What about this one?
import string
def containsNumber(line):
res = False
try:
for val in line.split():
if (float(val.strip(string.punctuation))):
res = True
break
except ValueError:
pass
return res
containsNumber('234.12 a22') # returns True
containsNumber('234.12L a22') # returns False
containsNumber('234.12, a22') # returns True
I'll make the #zyxue answer a bit more explicit:
RE_D = re.compile('\d')
def has_digits(string):
res = RE_D.search(string)
return res is not None
has_digits('asdf1')
Out: True
has_digits('asdf')
Out: False
which is the solution with the fastest benchmark from the solutions that #zyxue proposed on the answer.

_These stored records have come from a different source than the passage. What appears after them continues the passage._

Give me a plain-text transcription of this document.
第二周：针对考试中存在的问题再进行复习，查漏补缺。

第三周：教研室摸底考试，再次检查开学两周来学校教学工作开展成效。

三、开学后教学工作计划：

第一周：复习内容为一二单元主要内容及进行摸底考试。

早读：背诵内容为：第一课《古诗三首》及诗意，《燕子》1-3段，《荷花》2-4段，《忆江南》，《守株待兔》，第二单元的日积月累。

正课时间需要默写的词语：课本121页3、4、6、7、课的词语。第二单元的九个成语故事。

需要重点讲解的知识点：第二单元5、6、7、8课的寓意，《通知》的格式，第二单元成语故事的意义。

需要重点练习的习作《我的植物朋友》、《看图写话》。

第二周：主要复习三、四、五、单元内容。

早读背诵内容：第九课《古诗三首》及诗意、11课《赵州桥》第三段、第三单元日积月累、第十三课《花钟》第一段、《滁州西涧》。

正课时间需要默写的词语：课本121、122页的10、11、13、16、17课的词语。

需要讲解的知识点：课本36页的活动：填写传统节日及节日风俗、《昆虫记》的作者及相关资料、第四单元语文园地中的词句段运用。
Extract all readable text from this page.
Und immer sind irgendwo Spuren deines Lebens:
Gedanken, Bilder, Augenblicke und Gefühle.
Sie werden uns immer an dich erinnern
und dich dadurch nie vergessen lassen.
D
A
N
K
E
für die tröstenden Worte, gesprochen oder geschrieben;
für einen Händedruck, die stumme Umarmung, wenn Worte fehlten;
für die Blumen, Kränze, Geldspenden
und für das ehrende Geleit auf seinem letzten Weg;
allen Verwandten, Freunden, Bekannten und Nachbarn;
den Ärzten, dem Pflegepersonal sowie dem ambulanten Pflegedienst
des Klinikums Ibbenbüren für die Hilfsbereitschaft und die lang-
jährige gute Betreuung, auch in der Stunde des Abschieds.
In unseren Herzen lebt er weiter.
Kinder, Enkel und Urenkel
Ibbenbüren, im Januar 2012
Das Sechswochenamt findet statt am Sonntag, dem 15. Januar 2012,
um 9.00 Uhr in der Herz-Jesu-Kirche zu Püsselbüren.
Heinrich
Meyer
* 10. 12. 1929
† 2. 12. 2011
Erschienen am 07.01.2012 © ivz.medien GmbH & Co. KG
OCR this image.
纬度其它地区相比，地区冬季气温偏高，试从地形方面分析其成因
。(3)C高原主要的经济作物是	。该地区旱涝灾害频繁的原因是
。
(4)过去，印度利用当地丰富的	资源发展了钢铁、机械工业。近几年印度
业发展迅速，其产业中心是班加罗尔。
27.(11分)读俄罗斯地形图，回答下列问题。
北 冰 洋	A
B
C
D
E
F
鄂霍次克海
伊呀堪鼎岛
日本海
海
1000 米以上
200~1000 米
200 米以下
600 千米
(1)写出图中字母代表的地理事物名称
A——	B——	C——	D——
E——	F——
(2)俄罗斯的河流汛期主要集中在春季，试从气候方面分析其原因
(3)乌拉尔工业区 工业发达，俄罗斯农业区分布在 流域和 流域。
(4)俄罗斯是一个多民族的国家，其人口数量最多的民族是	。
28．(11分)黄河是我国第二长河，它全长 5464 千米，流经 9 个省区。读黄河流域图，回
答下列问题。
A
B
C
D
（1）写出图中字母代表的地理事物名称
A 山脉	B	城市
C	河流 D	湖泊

Also, you could use regex findall. It's a more general solution since it adds more control over the length of the number. It could be helpful in cases where you require a number with minimal length.
s = '67389kjsdk'
contains_digit = len(re.findall('\d+', s)) > 0
Simpler way to solve is as
s = '1dfss3sw235fsf7s'
count = 0
temp = list(s)
for item in temp:
if(item.isdigit()):
count = count + 1
else:
pass
print count
alp_num = [x for x in string.split() if x.isalnum() and re.search(r'\d',x) and
re.search(r'[a-z]',x)]
print(alp_num)
This returns all the string that has both alphabets and numbers in it. isalpha() returns the string with all digits or all characters.
This too will work.
if any(i.isdigit() for i in s):
print("True")
You can also use set.intersection
It is quite fast, better than regex for small strings.
def contains_number(string):
return True if set(string).intersection('0123456789') else False
An iterator approach. It consumes all characters unless a digit is met. The second argument of next fix the default value to return when the iterator is "empty". In this case it set to False but also '' works since it is casted to a boolean value in the if.
def has_digit(string):
str_iter = iter(string)
while True:
char = next(str_iter, False)
# check if iterator is empty
if char:
if char.isdigit():
return True
else:
return False
or by looking only at the 1st term of a generator comprehension
def has_digit(string):
return next((True for char in string if char.isdigit()), False)
I'm surprised nobody has used the python operator in. Using this would work as follows:
foo = '1dfss3sw235fsf7s'
bar = 'lorem ipsum sit dolor amet'
def contains_number(string):
for i in range(10):
if str(i) in list(string):
return True
return False
print(contains_number(foo)) #True
print(contains_number(bar)) #False
Or we could use the function isdigit():
foo = '1dfss3sw235fsf7s'
bar = 'lorem ipsum sit dolor amet'
def contains_number(string):
for i in list(string):
if i.isdigit():
return True
return False
print(contains_number(foo)) #True
print(contains_number(bar)) #False
These functions basically just convert s into a list, and check whether the list contains a digit. If it does, it returns True, if not, it returns False.